How to set up an HTCondor CE service on a single host
The host should at least have 4 GB of RAM and 10 GB of disk space for simple tests,
whereas more memory and/or disk may be needed for realistic jobs.
First set up a mini HTCondor service following the
Admin Quick Start Guide:
https://research.cs.wisc.edu/htcondor/htcondor/documentation/
The
Long Term Support (LTS) Channel (see below) concerns
v9.0.x
whose EOL will be
Feb 2023:
it supports
X509 proxies for
authentication and delegation, whereas the releases in
the
Feature Channel only support the latter purpose, i.e. equipping jobs with such proxies.
Both channels support
SciTokens
for authentication.

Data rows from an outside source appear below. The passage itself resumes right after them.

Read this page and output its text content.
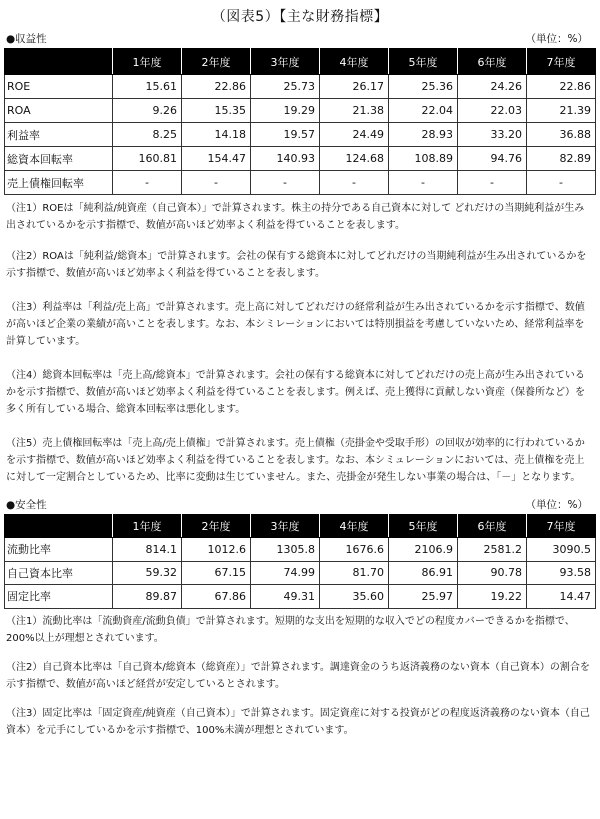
（図表5）【主な財務指標】
●収益性	（単位：%）
	1年度	2年度	3年度	4年度	5年度	6年度	7年度
ROE	15.61	22.86	25.73	26.17	25.36	24.26	22.86
ROA	9.26	15.35	19.29	21.38	22.04	22.03	21.39
利益率	8.25	14.18	19.57	24.49	28.93	33.20	36.88
総資本回転率	160.81	154.47	140.93	124.68	108.89	94.76	82.89
売上債権回転率	-	-	-	-	-	-	-

（注1）ROEは「純利益/純資産（自己資本）」で計算されます。株主の持分である自己資本に対して どれだけの当期純利益が生み出されているかを示す指標で、数値が高いほど効率よく利益を得ていることを表します。

（注2）ROAは「純利益/総資本」で計算されます。会社の保有する総資本に対してどれだけの当期純利益が生み出されているかを示す指標で、数値が高いほど効率よく利益を得ていることを表します。

（注3）利益率は「利益/売上高」で計算されます。売上高に対してどれだけの経常利益が生み出されているかを示す指標で、数値が高いほど企業の業績が高いことを表します。なお、本シミレーションにおいては特別損益を考慮していないため、経常利益率を計算しています。

（注4）総資本回転率は「売上高/総資本」で計算されます。会社の保有する総資本に対してどれだけの売上高が生み出されているかを示す指標で、数値が高いほど効率よく利益を得ていることを表します。例えば、売上獲得に貢献しない資産（保養所など）を多く所有している場合、総資本回転率は悪化します。

（注5）売上債権回転率は「売上高/売上債権」で計算されます。売上債権（売掛金や受取手形）の回収が効率的に行われているかを示す指標で、数値が高いほど効率よく利益を得ていることを表します。なお、本シミュレーションにおいては、売上債権を売上に対して一定割合としているため、比率に変動は生じていません。また、売掛金が発生しない事業の場合は、「－」となります。

●安全性	（単位：%）
	1年度	2年度	3年度	4年度	5年度	6年度	7年度
流動比率	814.1	1012.6	1305.8	1676.6	2106.9	2581.2	3090.5
自己資本比率	59.32	67.15	74.99	81.70	86.91	90.78	93.58
固定比率	89.87	67.86	49.31	35.60	25.97	19.22	14.47

（注1）流動比率は「流動資産/流動負債」で計算されます。短期的な支出を短期的な収入でどの程度カバーできるかを指標で、200%以上が理想とされています。

（注2）自己資本比率は「自己資本/総資本（総資産）」で計算されます。調達資金のうち返済義務のない資本（自己資本）の割合を示す指標で、数値が高いほど経営が安定しているとされます。

（注3）固定比率は「固定資産/純資産（自己資本）」で計算されます。固定資産に対する投資がどの程度返済義務のない資本（自己資本）を元手にしているかを示す指標で、100%未満が理想とされています。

In the course of 2022 we will need
to make job submission with tokens work for HTCondor CEs across the infrastructure.
Example configurations are shown below.
Notes on using the Long Term Support Channel
Note: the Admin Quick Start Guide defaults to the Feature Channel.
To deploy the LTS a.k.a.
stable release, one can imitate these steps,
which also prevent a fatal error encountered on
CC7
hosts:
----------------------------------------------------------------------
yum remove epel-release-7
----------------------------------------------------------------------
curl -fsSL https://get.htcondor.org | \
GET_HTCONDOR_PASSWORD=<pick-a-password> \
/bin/bash -s -- --no-dry-run --channel stable
----------------------------------------------------------------------
If that worked as expected, your host is already running an HTCondor
batch service now.
Setting up the CE interface
For its CE interface, ensure the host has a certificate, the CAs and
the desired VOMS configuration details.
The IGTF Certificate Authorities can be installed
from the
ca-policy-egi-core
rpm available from the
EGI CA repository.
The VOMS details for WLCG VOs can be installed
from
wlcg-voms-*
rpms available from the
WLCG rpm repository.
For example:
----------------------------------------------------------------------
(cd /etc/yum.repos.d/ && curl -O https://repository.egi.eu/sw/production/cas/1/current/repo-files/EGI-trustanchors.repo)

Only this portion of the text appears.